FORL:Forecasting in Offline Reinforcement Learning for Non-stationary Environments

Suzan Ece Ada, Georg Martius, Emre Ugur, Erhan Oztop

Boğaziçi University, University of Tübingen, Özyeğin University, Osaka University

We introduce Forecasting in Non-stationary Offline RL (FORL), a novel framework designed to be robust to passive

non-stationarities, leveraging diffusion probabilistic models and time-series forecasting foundation models.

Setting

The agent does not know its location in the environment because its perception is offset every episode j by an unknown offset*. FORL leverages historical offset data and offline RL data (from a stationary phase) to forecast and correct for new offsets at test time. Ground-truth offsets are hidden throughout the evaluation episodes.

*Only vertical offsets are illustrated,offsets affect multiple dimensions in our experiments.

Existing offline RL methods often assume stationarity or only consider synthetic perturbations at test time—assumptions that often fail in real-world scenarios characterized by abrupt, time-varying offsets.
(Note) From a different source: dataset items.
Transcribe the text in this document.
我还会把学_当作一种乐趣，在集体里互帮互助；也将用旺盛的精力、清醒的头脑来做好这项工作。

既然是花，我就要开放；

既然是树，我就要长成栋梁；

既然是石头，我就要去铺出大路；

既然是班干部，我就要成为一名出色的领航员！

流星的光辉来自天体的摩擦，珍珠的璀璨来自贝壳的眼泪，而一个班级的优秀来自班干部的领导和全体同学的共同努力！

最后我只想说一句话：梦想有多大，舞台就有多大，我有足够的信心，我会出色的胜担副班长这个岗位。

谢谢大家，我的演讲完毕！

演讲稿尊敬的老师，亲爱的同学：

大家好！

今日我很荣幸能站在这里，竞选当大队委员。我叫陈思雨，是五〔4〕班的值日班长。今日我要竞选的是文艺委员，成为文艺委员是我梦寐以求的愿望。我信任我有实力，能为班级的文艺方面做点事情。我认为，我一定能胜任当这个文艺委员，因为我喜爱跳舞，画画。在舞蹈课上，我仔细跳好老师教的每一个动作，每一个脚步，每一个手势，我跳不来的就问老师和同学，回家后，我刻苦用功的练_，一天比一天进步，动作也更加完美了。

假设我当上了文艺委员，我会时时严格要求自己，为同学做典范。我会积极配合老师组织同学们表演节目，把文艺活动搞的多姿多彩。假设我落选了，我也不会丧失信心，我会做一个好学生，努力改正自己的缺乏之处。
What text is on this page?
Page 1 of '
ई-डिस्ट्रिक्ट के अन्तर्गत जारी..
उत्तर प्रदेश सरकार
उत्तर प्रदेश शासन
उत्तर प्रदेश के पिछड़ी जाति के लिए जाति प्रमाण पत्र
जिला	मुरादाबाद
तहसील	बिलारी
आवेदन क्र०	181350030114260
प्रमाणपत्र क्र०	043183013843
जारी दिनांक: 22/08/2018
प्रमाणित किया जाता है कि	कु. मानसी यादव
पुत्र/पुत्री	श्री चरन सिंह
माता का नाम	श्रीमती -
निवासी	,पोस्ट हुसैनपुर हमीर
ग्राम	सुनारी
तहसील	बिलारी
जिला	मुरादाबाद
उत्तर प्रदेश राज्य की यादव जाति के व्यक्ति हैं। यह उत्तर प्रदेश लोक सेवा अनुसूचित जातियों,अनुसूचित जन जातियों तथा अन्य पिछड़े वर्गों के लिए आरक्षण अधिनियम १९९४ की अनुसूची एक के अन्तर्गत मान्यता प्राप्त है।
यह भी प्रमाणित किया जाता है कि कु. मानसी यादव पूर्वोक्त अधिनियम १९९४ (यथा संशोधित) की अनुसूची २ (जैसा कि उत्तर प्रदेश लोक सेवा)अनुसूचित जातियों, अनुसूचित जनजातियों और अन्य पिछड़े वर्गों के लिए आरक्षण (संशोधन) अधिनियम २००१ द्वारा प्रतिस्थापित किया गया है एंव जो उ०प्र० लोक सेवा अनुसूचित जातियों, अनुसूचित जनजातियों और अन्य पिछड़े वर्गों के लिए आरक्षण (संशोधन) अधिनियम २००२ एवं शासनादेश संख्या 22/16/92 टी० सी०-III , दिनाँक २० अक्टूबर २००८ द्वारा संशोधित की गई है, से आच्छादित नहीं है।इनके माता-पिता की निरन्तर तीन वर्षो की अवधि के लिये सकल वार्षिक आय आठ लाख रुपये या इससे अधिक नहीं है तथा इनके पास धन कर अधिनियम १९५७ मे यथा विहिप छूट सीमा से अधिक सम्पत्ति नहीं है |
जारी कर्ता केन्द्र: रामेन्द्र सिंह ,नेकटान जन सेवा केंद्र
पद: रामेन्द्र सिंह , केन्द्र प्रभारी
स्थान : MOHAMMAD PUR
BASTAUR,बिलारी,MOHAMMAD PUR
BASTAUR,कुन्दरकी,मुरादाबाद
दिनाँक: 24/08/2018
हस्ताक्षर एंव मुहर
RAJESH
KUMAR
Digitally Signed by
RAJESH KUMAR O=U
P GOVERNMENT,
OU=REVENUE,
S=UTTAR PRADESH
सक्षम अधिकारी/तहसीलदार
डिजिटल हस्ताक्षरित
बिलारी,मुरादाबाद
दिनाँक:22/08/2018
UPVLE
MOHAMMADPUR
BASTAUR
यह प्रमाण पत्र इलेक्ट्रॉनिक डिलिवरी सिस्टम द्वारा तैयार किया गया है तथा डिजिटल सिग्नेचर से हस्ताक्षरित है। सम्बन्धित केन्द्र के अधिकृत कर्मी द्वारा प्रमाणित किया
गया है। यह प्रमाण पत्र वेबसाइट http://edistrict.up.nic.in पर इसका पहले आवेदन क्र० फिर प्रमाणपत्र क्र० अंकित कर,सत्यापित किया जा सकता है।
These offsets can lead to partial observability, causing agents to misperceive their true state and degrade performance. To overcome this challenge, we introduce Forecasting in Non-stationary Offline RL (FORL), a framework that unifies (i) conditional diffusion-based candidate state generation, trained without presupposing any specific form of future non-stationarity, and (ii) zero-shot time-series foundation models. FORL targets environments prone to unexpected, potentially non-Markovian offsets, requiring robust agent performance from the onset of each episode. Empirical evaluations on offline RL benchmarks, augmented with real-world time-series data to simulate realistic non-stationarity, demonstrate that FORL consistently improves performance compared to competitive baselines. By integrating zero-shot forecasting with the agent’s experience we aim to bridge the gap between offline RL and the complexity of real-world, non-stationary environments.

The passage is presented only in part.